Hi Robert:

   Thanks a lot for your kind reply.
   It makes sense to me now. Just one more question to fully clarify this matter. From 
the description from man page. I have feeling that I have to set the value of pid to 
"0" - which means to wait for any child process whose process group ID is equal to 
that of  the  calling  process. Meaning my program only wait for the specific child 
processes forked by the parent process. Of course I should take out the "WNOHANG". 
   What it happened here is the typical problem while some one  inherit code from some 
existing source and  without fully understanding what exactly the effect of the 
function is. I learn new things every day. I really appreciate your guide. This user 
group list really beneficial to a lot people. You and many others generosity and the 
valuable offering really can't be measured by the material object.

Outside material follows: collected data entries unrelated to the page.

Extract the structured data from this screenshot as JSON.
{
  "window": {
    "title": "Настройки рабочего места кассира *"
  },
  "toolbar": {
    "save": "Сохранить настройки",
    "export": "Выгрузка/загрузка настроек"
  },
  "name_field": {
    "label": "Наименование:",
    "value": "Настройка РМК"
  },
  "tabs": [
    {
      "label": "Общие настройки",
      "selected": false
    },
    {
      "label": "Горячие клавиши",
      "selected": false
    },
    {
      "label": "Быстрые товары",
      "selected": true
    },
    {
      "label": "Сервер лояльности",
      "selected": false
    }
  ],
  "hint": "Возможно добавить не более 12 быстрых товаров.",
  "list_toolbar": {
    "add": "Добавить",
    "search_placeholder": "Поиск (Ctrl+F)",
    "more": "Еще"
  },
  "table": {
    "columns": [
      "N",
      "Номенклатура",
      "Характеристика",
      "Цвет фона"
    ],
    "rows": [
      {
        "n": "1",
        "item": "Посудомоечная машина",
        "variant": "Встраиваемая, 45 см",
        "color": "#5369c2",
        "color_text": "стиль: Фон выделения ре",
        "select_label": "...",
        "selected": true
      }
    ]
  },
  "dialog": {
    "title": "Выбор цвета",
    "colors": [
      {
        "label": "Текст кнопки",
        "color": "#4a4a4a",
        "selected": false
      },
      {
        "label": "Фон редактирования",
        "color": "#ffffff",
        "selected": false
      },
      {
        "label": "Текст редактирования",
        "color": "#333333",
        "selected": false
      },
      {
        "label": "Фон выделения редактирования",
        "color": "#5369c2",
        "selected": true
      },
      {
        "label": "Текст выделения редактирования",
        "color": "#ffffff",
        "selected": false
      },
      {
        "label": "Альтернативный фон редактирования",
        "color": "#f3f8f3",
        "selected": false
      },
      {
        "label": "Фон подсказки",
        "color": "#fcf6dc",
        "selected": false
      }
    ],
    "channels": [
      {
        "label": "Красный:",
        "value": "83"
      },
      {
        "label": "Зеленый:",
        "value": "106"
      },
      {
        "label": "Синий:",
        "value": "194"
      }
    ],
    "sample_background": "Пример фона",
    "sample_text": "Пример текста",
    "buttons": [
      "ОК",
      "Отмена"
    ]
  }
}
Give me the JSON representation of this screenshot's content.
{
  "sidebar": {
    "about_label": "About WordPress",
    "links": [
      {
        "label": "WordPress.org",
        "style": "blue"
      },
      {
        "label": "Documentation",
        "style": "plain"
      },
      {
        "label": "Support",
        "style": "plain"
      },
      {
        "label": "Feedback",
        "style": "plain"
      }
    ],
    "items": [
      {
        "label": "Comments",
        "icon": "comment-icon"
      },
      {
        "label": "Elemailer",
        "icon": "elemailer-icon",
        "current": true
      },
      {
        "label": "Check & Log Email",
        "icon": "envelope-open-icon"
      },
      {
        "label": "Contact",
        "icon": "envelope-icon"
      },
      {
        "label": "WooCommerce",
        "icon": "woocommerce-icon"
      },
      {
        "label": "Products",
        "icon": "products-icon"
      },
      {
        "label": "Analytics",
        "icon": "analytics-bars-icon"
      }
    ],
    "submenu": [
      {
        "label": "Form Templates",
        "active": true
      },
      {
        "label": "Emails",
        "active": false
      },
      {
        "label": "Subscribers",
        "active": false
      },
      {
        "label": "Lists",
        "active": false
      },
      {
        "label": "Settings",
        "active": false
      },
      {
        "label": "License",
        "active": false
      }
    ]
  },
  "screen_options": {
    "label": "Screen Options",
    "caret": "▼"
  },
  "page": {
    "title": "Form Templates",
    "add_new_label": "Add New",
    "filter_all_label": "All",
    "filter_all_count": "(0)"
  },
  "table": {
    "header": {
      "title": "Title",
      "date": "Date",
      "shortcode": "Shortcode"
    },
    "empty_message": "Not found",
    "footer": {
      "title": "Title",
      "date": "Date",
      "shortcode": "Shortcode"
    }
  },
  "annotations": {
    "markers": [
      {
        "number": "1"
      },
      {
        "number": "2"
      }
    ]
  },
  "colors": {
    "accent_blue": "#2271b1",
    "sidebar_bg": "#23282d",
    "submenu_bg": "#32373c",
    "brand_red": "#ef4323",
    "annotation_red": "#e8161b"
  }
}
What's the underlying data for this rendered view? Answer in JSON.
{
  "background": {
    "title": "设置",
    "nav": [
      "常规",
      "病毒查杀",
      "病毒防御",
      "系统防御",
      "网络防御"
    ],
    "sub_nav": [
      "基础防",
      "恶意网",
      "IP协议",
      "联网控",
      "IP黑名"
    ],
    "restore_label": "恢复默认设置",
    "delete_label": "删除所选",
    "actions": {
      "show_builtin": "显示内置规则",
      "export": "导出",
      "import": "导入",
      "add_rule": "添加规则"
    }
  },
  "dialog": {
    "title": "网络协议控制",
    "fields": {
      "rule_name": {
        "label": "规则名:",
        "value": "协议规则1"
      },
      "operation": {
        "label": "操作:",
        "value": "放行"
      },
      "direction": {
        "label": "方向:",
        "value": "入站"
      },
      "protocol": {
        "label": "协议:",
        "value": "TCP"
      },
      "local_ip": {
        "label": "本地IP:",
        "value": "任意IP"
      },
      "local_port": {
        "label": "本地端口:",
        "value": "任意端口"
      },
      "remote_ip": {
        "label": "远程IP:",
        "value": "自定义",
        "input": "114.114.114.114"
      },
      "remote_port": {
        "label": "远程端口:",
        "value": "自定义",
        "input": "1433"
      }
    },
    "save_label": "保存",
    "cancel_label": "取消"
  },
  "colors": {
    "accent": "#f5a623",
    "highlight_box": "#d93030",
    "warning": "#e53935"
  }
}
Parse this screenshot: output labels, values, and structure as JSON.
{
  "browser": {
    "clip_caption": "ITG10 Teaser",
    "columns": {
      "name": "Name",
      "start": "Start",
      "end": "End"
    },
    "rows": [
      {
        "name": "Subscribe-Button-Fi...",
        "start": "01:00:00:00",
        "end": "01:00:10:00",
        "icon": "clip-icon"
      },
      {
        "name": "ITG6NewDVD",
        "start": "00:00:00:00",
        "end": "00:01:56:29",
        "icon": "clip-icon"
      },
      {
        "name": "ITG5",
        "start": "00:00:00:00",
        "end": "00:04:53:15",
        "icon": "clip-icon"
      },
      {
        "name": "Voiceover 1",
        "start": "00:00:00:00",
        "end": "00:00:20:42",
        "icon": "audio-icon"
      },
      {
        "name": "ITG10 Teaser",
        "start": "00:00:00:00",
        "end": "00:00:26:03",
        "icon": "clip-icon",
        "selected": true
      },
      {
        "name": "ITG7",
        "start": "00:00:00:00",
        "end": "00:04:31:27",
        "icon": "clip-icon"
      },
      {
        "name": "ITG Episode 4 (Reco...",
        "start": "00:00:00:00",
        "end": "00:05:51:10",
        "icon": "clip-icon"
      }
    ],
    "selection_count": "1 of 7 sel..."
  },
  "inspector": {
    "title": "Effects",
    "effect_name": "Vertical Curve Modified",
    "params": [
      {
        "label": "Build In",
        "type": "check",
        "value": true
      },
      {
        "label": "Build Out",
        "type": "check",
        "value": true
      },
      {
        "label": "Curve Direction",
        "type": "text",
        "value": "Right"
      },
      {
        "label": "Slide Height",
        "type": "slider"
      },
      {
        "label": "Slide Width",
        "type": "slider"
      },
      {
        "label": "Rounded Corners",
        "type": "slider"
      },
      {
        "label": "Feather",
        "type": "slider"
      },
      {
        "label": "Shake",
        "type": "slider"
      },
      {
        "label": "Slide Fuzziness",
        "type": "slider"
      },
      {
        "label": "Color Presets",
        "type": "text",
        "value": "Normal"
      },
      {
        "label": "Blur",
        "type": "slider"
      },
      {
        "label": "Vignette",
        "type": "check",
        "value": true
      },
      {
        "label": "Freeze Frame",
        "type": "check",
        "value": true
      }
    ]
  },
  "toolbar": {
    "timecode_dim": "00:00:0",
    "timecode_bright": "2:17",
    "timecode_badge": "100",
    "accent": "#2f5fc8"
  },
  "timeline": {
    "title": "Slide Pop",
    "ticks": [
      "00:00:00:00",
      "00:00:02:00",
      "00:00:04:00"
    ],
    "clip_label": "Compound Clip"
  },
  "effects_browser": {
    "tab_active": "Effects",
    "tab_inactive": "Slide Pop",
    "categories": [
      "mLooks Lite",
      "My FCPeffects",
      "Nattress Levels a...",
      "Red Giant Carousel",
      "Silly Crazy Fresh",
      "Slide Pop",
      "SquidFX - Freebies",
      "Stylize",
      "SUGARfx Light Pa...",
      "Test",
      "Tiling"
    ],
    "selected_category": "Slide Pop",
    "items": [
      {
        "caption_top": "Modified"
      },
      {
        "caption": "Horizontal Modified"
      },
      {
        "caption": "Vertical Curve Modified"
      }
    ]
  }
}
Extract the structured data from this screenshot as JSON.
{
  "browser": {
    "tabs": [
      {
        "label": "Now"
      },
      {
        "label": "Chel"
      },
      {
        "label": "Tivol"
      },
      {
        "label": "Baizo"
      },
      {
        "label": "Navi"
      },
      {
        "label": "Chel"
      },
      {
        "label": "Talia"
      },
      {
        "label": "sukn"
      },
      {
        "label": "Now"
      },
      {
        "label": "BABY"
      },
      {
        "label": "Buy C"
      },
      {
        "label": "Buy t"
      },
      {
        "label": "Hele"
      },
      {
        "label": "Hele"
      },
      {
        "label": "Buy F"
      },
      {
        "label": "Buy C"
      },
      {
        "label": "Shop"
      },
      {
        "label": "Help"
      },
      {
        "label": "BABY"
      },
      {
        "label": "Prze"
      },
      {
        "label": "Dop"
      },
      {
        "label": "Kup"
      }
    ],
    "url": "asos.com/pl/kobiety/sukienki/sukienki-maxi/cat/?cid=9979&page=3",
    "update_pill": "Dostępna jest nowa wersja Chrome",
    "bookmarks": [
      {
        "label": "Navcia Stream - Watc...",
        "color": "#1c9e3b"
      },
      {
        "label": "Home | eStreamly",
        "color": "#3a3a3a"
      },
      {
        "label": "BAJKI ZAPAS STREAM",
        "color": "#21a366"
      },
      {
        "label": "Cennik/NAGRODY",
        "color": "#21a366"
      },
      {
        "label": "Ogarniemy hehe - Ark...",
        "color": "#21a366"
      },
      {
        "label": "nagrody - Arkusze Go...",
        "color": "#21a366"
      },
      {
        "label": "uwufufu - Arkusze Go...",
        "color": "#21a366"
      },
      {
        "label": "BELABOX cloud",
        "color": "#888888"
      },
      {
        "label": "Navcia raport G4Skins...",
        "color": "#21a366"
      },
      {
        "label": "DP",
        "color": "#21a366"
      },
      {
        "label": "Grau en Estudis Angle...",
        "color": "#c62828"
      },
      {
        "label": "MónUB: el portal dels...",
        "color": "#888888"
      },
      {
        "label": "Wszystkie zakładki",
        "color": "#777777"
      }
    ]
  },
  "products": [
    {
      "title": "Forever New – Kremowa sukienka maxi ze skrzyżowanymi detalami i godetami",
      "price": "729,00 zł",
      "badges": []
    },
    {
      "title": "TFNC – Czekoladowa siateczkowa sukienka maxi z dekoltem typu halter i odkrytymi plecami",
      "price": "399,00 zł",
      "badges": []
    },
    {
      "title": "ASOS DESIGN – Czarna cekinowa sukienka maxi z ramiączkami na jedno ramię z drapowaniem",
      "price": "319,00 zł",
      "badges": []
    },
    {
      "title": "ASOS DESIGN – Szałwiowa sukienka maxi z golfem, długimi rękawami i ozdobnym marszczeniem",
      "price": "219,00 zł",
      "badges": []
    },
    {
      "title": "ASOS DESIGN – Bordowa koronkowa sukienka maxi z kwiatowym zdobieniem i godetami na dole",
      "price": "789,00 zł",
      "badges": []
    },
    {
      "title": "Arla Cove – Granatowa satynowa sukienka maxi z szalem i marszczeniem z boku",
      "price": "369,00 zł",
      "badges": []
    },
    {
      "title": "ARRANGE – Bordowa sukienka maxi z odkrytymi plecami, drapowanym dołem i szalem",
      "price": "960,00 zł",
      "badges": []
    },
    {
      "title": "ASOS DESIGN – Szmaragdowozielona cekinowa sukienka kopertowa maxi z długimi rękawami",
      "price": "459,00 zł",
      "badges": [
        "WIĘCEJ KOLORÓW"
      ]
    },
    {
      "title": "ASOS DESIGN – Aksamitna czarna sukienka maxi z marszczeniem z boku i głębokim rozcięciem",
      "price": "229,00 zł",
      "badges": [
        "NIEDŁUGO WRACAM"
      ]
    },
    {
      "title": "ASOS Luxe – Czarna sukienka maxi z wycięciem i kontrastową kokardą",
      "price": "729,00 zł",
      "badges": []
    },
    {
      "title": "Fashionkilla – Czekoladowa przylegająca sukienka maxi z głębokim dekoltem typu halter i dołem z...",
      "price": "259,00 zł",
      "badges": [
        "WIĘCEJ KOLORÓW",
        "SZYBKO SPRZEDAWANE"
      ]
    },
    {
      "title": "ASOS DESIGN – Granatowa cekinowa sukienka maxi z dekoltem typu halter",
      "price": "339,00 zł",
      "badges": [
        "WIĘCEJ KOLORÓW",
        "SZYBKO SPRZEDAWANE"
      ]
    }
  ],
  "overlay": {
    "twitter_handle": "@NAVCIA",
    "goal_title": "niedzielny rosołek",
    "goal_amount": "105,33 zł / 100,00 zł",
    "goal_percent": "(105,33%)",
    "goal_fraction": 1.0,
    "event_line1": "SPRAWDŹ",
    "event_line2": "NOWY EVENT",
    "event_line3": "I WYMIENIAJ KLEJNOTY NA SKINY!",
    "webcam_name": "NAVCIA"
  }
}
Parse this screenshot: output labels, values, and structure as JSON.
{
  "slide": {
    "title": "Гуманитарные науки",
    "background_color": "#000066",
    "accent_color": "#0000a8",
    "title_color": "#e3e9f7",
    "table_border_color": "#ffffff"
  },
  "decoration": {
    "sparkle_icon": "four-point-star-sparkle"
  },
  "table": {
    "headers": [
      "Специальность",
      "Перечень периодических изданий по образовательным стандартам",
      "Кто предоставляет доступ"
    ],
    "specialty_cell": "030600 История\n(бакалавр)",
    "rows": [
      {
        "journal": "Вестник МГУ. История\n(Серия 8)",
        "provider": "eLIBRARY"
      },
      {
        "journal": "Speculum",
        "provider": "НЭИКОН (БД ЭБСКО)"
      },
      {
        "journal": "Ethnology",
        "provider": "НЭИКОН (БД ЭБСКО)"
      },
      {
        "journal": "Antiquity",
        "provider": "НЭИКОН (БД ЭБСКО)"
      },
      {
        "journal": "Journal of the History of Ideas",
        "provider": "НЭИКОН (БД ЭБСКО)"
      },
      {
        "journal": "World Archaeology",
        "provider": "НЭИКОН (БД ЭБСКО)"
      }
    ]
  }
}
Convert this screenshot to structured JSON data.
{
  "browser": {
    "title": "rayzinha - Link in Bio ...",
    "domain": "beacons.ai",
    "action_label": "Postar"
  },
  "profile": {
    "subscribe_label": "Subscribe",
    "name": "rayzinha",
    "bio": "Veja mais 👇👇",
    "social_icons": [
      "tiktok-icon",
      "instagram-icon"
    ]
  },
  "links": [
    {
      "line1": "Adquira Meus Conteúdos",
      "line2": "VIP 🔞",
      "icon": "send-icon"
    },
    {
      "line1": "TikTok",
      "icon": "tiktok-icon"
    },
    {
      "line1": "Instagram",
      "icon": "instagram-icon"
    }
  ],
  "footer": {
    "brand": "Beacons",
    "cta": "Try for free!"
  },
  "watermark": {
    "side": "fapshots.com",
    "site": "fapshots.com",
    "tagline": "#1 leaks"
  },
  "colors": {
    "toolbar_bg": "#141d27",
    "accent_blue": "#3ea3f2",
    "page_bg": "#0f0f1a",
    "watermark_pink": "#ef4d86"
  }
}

I deeply appreciate 
all your help.

-Jim 

-----Original Message-----
From: Robert Story (Users) [mailto:[EMAIL PROTECTED]
Sent: Thursday, September 23, 2004 3:18 AM
To: Jim Su
Cc: [EMAIL PROTECTED]
Subject: Re: waitpid for child processes invoked from agent


On Mon, 20 Sep 2004 12:30:35 +0800 Jim wrote:
JS>     I do have the waitpid() routine inside the sa_handler of the daemon
JS>     which the snmpd get value from. The waitpid is as following - if
JS>     (waitpid(-1, &status, WNOHANG) < 0) { return; }

That is your problem. WNOHANG means don't wait for a child that hasn't exited
yet, and will return immediately if the child is still running. And specifying
a parameter of -1 will wait for any child, not necessarily the one you just
ran. Either take out WNOHANG to actually wait for the child to complete, or
periodically call waitpid as you do above to reap defunct processes.


-- 
Robert Story; NET-SNMP Junkie <http://www.net-snmp.org/>
<irc://irc.freenode.net/#net-snmp>  
Archive: <http://sourceforge.net/mailarchive/forum.php?forum=net-snmp-users>

You are lost in a twisty maze of little standards, all different.